Here we have a dichotomy: 

In the off-trade craft beers are priced higher than mass-produced beers.

In the on-trade craft beers are priced lower than mass-produced beers.

It might be a febrile fantasy, but I believe the price-crash of mass produced beers could be a blessing in disguise for craft brewers. "How?" I hear you asking, "isn't it just going to encourage people away from craft beer on to cheap stuff?"

No. As I've already mentioned, bottled craft beers are performing well despite being the pricey beer option.

I believe the phenomenon is this – on the whole, people sensibly understand "poor quality things tend to be cheap – good quality things tend to be expensive". For many years people have taken on face value clever advertising such as "Stella Artois: reassuringly expensive", thinking "it's pricier, obviously it's very good, and I like to consume good things, that's what I'll buy". (I don't mean to single out Stella; I'm just using "Stella" as short-hand for mass-produced-not-very-interesting-beer.)

Now though, things have changed. Everyone uses supermarkets and sees the price of Stella considerably lower than the craft beers. What's the message? – "Stella is inferior to the bottles in the obscure aisle at the back of the supermarket" and a bit of "Stella is the beer favoured by price-conscious al-fresco drinkers".

OK, every single beer drinker isn't going to ditch their fave big brand because it's gone cheap, plenty will clap their hands in glee at the rock-bottom prices. Some won't. Some will be thinking "I like good stuff, and a higher price is a signifier of quality, I'll have to investigate the intruiging bottled stuff I usually ignore while the wife's looking at wine". How many is anyone's guess. I reckon enough people will ditch "mass" and move to "craft" for the sector to experience a good long-term boost. This maybe is what is already happening. This could be a bigger effect than thirty-something years of "campaigning" by you-know-who.

In the pub trade business is very tight with closures rampant. That straightforward message is evident from, for instance, the British Beer and Pub Association, a body which wishes the world to think is the ONLY voice of brewers and pub owners. In fact, if you check its membership list, it largely represents the big players – and in doing so seeks to downplay the efforts of small independents. Travel around the highroads and by-roads of the country and what do you see? - "Pub Lease For Sale" signs. It's the big dull McDonaldsised chains who are in most obvious decline and what do they sell most of? - McDonaldsised mass-produced beer. Freehouses aren't finding current economics such a bed of roses at the moment but they do seem, out of all pubs, the ones most capable of weathering the storm. What do most of them sell most of? - Craft beer.

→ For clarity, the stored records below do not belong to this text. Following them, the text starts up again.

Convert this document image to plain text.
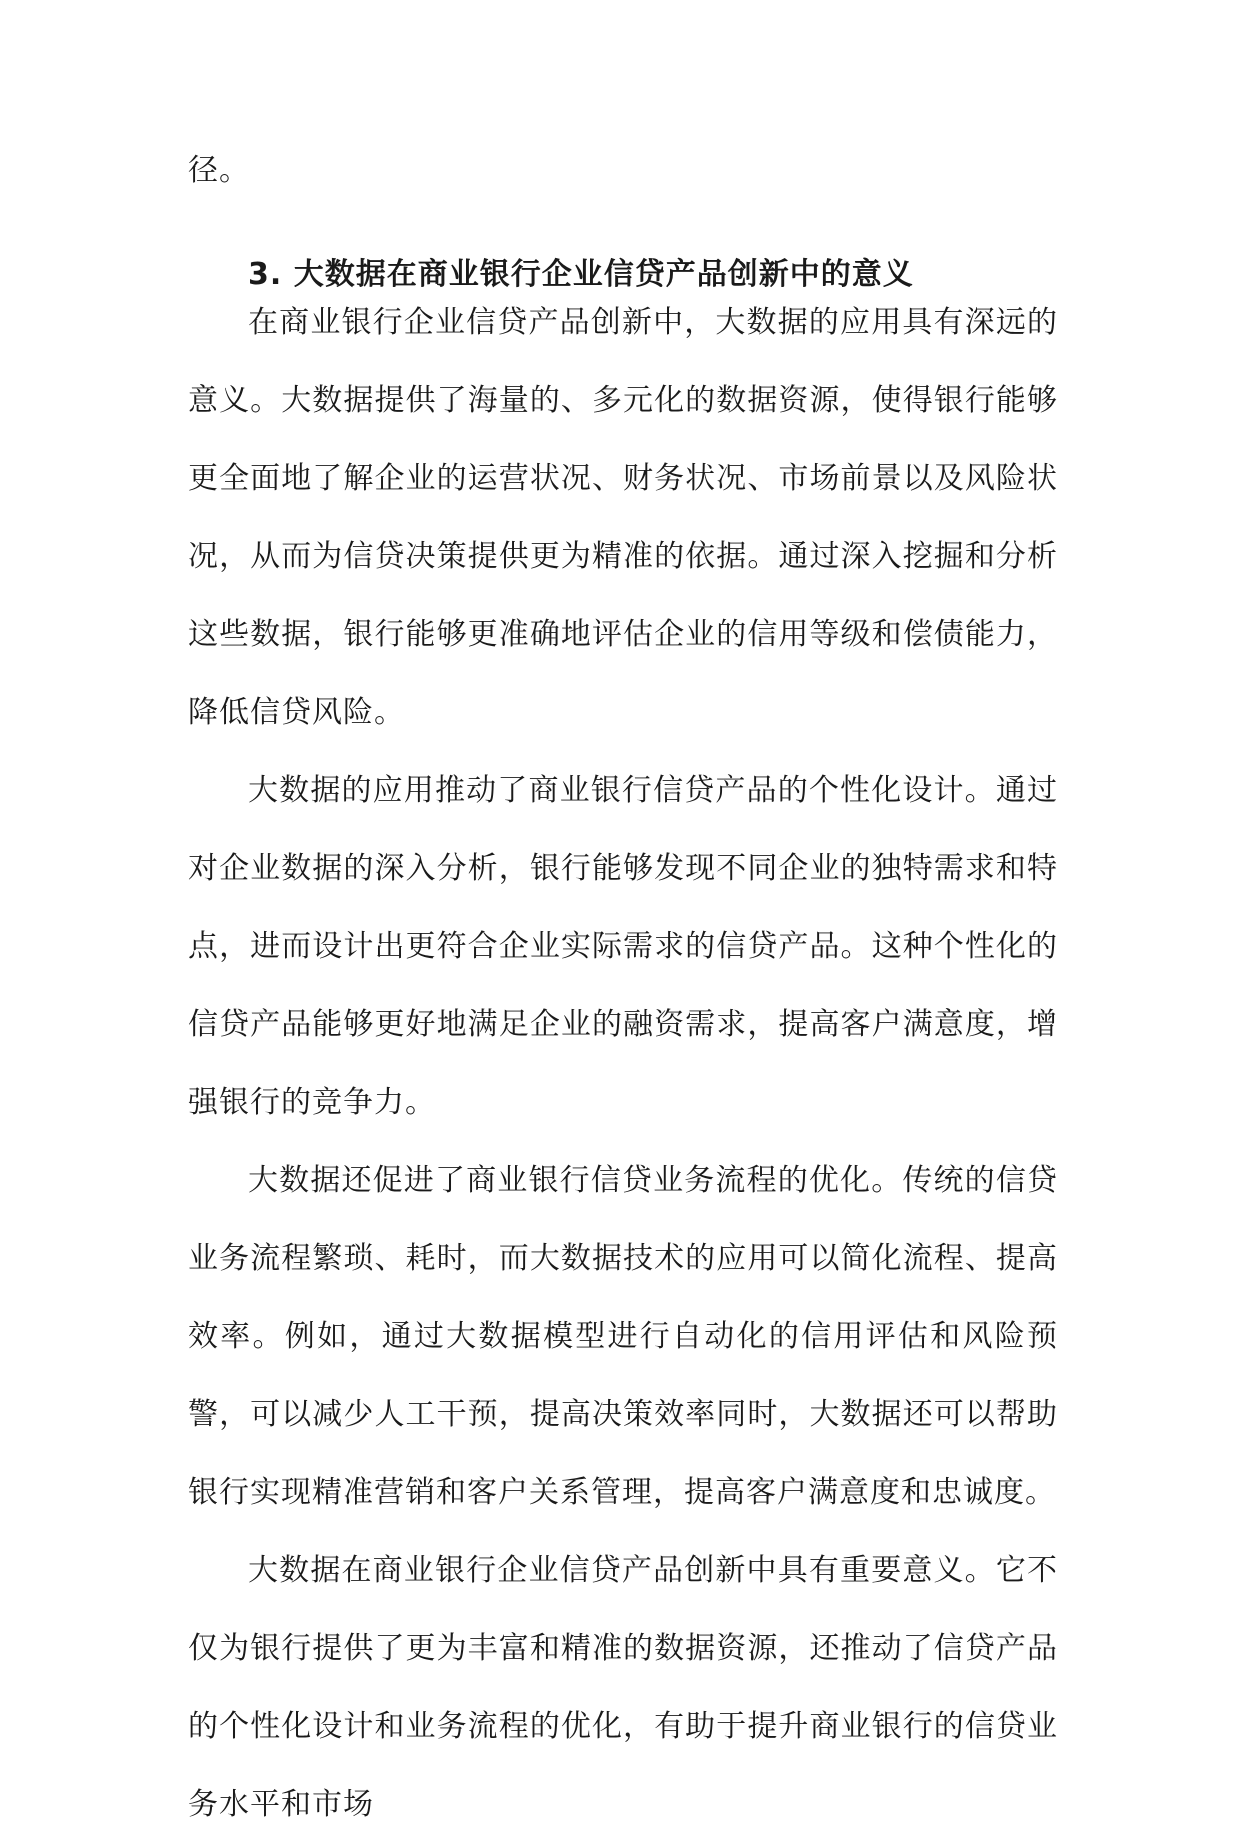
径。
3. 大数据在商业银行企业信贷产品创新中的意义

在商业银行企业信贷产品创新中，大数据的应用具有深远的意义。大数据提供了海量的、多元化的数据资源，使得银行能够更全面地了解企业的运营状况、财务状况、市场前景以及风险状况，从而为信贷决策提供更为精准的依据。通过深入挖掘和分析这些数据，银行能够更准确地评估企业的信用等级和偿债能力，降低信贷风险。

大数据的应用推动了商业银行信贷产品的个性化设计。通过对企业数据的深入分析，银行能够发现不同企业的独特需求和特点，进而设计出更符合企业实际需求的信贷产品。这种个性化的信贷产品能够更好地满足企业的融资需求，提高客户满意度，增强银行的竞争力。

大数据还促进了商业银行信贷业务流程的优化。传统的信贷业务流程繁琐、耗时，而大数据技术的应用可以简化流程、提高效率。例如，通过大数据模型进行自动化的信用评估和风险预警，可以减少人工干预，提高决策效率同时，大数据还可以帮助银行实现精准营销和客户关系管理，提高客户满意度和忠诚度。

大数据在商业银行企业信贷产品创新中具有重要意义。它不仅为银行提供了更为丰富和精准的数据资源，还推动了信贷产品的个性化设计和业务流程的优化，有助于提升商业银行的信贷业务水平和市场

Innovation at Beer Festival!

Here you see last week's Ulverston Beer Festival with its featured entertainment "Live Spreadsheet Updating".

Yes folks, Microsoft Excel made a guest appearance at a humble Beer Festival!

Beautifully British amateur inventiveness at its best. 

"The venue's got a big screen and a video projector – click! – I know; if I spend the festival sitting upstairs in the techie room away from the action I can plug in my laptop and display a constantly updated list of available beers! And as a bonus people may admire my Excel technique (including formulas)!"

Peculiarly, punters seemed to be ignoring the ever-updating spreadsheet and using the old-fashioned luddite techniques of looking in the programme, and looking and asking at the bar.

B.T.W. Ulverston Brewer's new beer "Flying Elephants", a 3.8% pale hoppy thirst-quencher, was rather good and could well be the beer that puts them on a wider map.